“You can’t stay here,” I snapped, my voice cracking. “Because, uh…. we’re moving!”
It was an excuse, but it was true. We were moving in with my grandparents, who had become increasingly frail. My parents had sold our house in the country and we were getting ready to move into town.
“Great!” Vera bellowed, clapping her hands together. “We just LOVE Lucy & Al! They’re our last livin’ relatives, you know?”
Shane rubbed his pregnant wife’s enormous belly and winked at me. God help us.
As we loaded up our stuff to move, our house-guests were quick to skim whatever they felt they should ‘borrow’. Shane gathered up a stack of my movies and a lamp, a small television and some end tables, carrying them away to his trailer. I started to protest. “Let it go,” mom whispered through gritted teeth. “Maybe they’ll get what they want and leave.”
That wasn’t the case. They quickly started to assemble ‘camp’ in the vacant lot beside grandma’s house. We told them the lot didn’t belong to us, that it belonged to a prominent business owner in the community, Bruce. And he probably needed the space, we insisted. This wasn’t a problem for Vera. “Oh! Well I’ll just go and ask that guy, whoever he is, if we can park our boat on his lawn! ‘Taint hurtin’ nothin’.” She grinned at me, revealing a glint of a metal crown. Please Bruce, I prayed silently. Shut them down. Call the cops. Arrest them for trespassing…
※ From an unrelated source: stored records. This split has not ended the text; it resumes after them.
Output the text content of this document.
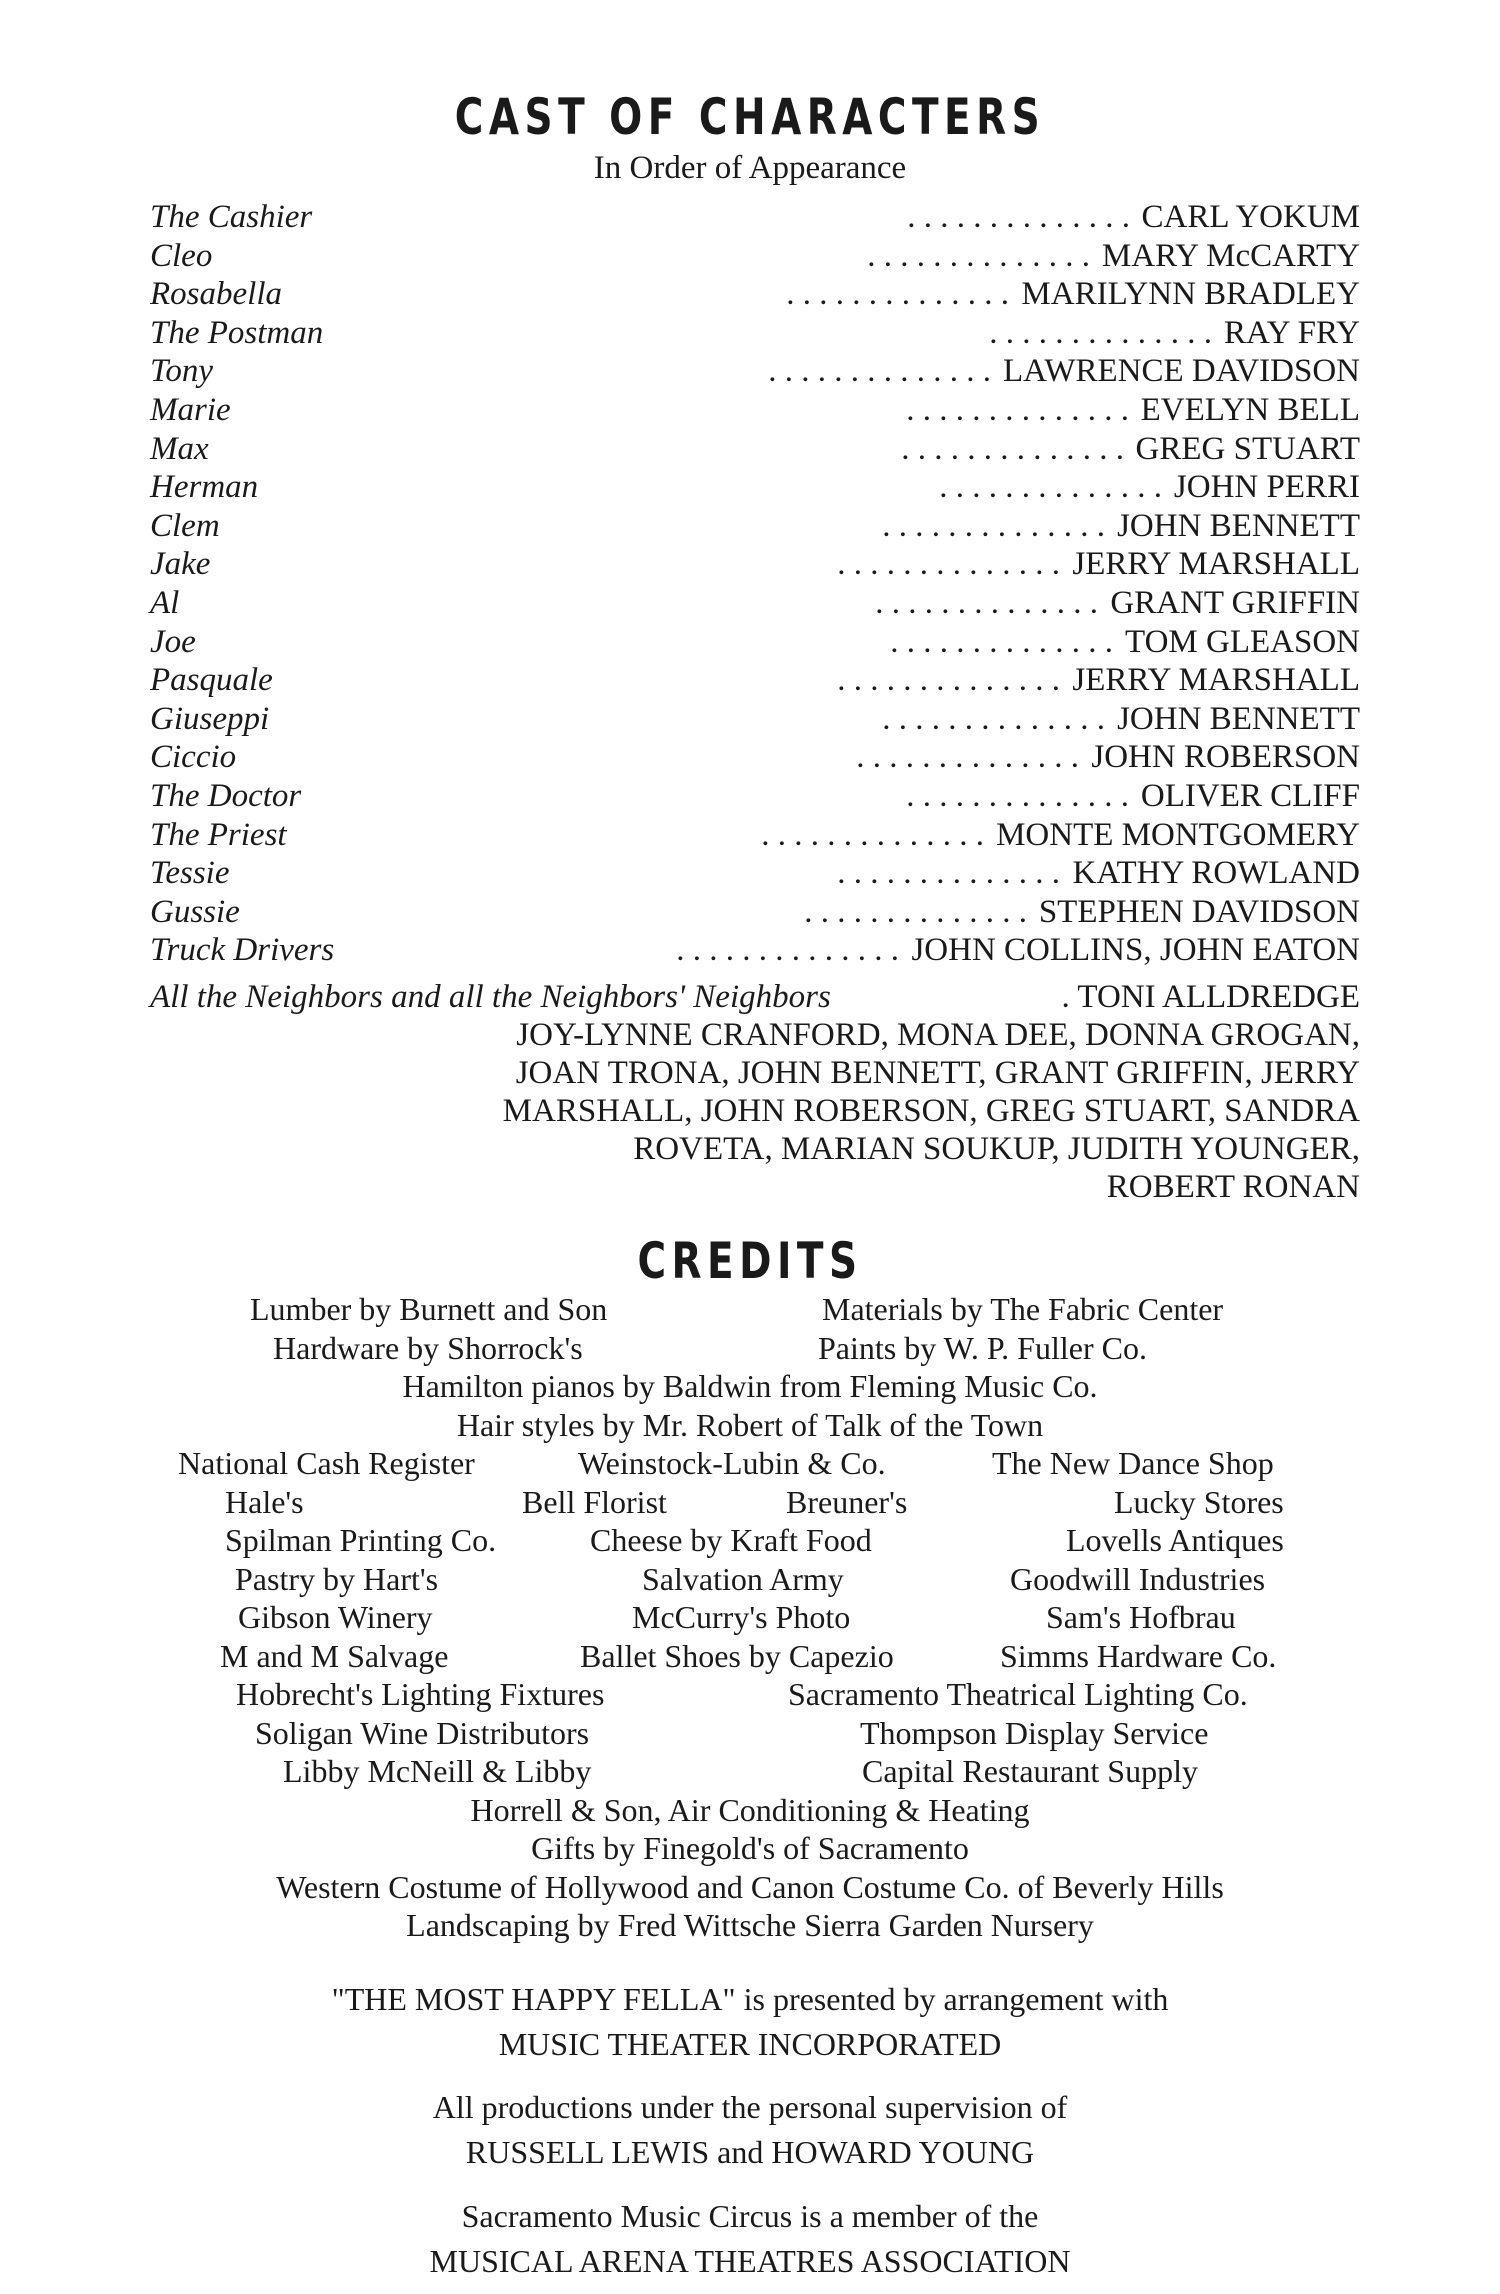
CAST OF CHARACTERS
In Order of Appearance
The Cashier	. . . . . . . . . . . . . . CARL YOKUM
Cleo	. . . . . . . . . . . . . . MARY McCARTY
Rosabella	. . . . . . . . . . . . . . MARILYNN BRADLEY
The Postman	. . . . . . . . . . . . . . RAY FRY
Tony	. . . . . . . . . . . . . . LAWRENCE DAVIDSON
Marie	. . . . . . . . . . . . . . EVELYN BELL
Max	. . . . . . . . . . . . . . GREG STUART
Herman	. . . . . . . . . . . . . . JOHN PERRI
Clem	. . . . . . . . . . . . . . JOHN BENNETT
Jake	. . . . . . . . . . . . . . JERRY MARSHALL
Al	. . . . . . . . . . . . . . GRANT GRIFFIN
Joe	. . . . . . . . . . . . . . TOM GLEASON
Pasquale	. . . . . . . . . . . . . . JERRY MARSHALL
Giuseppi	. . . . . . . . . . . . . . JOHN BENNETT
Ciccio	. . . . . . . . . . . . . . JOHN ROBERSON
The Doctor	. . . . . . . . . . . . . . OLIVER CLIFF
The Priest	. . . . . . . . . . . . . . MONTE MONTGOMERY
Tessie	. . . . . . . . . . . . . . KATHY ROWLAND
Gussie	. . . . . . . . . . . . . . STEPHEN DAVIDSON
Truck Drivers	. . . . . . . . . . . . . . JOHN COLLINS, JOHN EATON
All the Neighbors and all the Neighbors' Neighbors	. TONI ALLDREDGE
JOY-LYNNE CRANFORD, MONA DEE, DONNA GROGAN,
JOAN TRONA, JOHN BENNETT, GRANT GRIFFIN, JERRY
MARSHALL, JOHN ROBERSON, GREG STUART, SANDRA
ROVETA, MARIAN SOUKUP, JUDITH YOUNGER,
ROBERT RONAN
CREDITS
Lumber by Burnett and Son	Materials by The Fabric Center
Hardware by Shorrock's	Paints by W. P. Fuller Co.
Hamilton pianos by Baldwin from Fleming Music Co.
Hair styles by Mr. Robert of Talk of the Town
National Cash Register	Weinstock-Lubin & Co.	The New Dance Shop
Hale's	Bell Florist	Breuner's	Lucky Stores
Spilman Printing Co.	Cheese by Kraft Food	Lovells Antiques
Pastry by Hart's	Salvation Army	Goodwill Industries
Gibson Winery	McCurry's Photo	Sam's Hofbrau
M and M Salvage	Ballet Shoes by Capezio	Simms Hardware Co.
Hobrecht's Lighting Fixtures	Sacramento Theatrical Lighting Co.
Soligan Wine Distributors	Thompson Display Service
Libby McNeill & Libby	Capital Restaurant Supply
Horrell & Son, Air Conditioning & Heating
Gifts by Finegold's of Sacramento
Western Costume of Hollywood and Canon Costume Co. of Beverly Hills
Landscaping by Fred Wittsche Sierra Garden Nursery
"THE MOST HAPPY FELLA" is presented by arrangement with
MUSIC THEATER INCORPORATED
All productions under the personal supervision of
RUSSELL LEWIS and HOWARD YOUNG
Sacramento Music Circus is a member of the
MUSICAL ARENA THEATRES ASSOCIATION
To no avail. Vera hammed it up and easily convinced Bruce to give up his empty lot for their bevy of vehicles. They dragged a hose and extension cords out of the basement, snaking them across the backyard. Now they had power, potable water, and my copy of Heathers. Shane continued to use our bathroom whenever he was struck with the urge. He often camped out on the toilet for long, leisurely poops while he read his fishing magazines.
We were not impressed, but Grandma seemed amused by our strange visitors. Vera cursed like a sailor and told an array of impressive tales. Grandma would listen intently and press her for more. Vera would haul out grandma’s old photo albums and pester my grandpa about what he remembered. She’d get all gloopy and teary-eyed thinking about her relatives who were dead and gone. And here was Al (and Tom, his half-brother), seemingly unmoved by the emotional display. Al would promptly turn down his hearing aid and sneak away for a nap.
As the weeks and months passed, townsfolk would slowly drive by, gawking at the bizarre additions to the neighborhood. One evening, Vera was out and rang up mom to ask a favor. “Mary-Jo!” she barked. “Can you go get Shane some smokes? I don’t want him drinkin’ and drivin’ again. He’s three sheets to the wind and he sure as hell don’t need another DUI!” Besides, he was a family man now.
Mom was still wearing her hat from church when she got to the convenience store. “Can I have some DuMaurier Lights, King Size, please?” she asked, glancing down at the scrawled note.
“Mary-Jo?” they laughed. “You smokin’ now?”
Later, at the behest of Vera, Tom grudgingly agreed to lend his fishing pole to Shane. “It’ll keep ‘im out of trouble,” Vera explained. Grandma leaned back and cackled; “they just want to be able to go to the river, and throw in their line, and pull out a fish!” “Maybe so,” Tom said, eyeing Shane suspiciously. “He better bring that fishing pole back.”
I went away to school. Dad basically lived at the office to avoid them. My parents went on a three-week road trip, praying that the hell-guests would be gone when they returned. No dice. Mom’s formerly limitless patience was wearing thin. Then came the announcement. “We’ve bought a place! We’re moving to Thessalon!” Dad nearly croaked.
When Tom finally got his fishing pole back, years later, it was significantly worse for wear. “I always thought they were a bunch of bums,” Tom explained to me on the phone last week, now in his 97th year. “I guess I kind of feel sorry for her, having to put up with that no-good son and husband of hers. I hid the fishing pole in my garage. They won’t be getting that, that’s for sure.”
Their various business ventures – a garage, a truck-stop, a restaurant – didn’t quite pan out. They eventually packed up their caravan and headed back to Grande Prairie, where they could buy a piece of land and subdivide it, and haul a trailer onto the lot, and build a garage and a storage shed on the side. Live there until they were done, then sell it and drag a new trailer onto the next lot and do the same thing, over and over, until the end of time.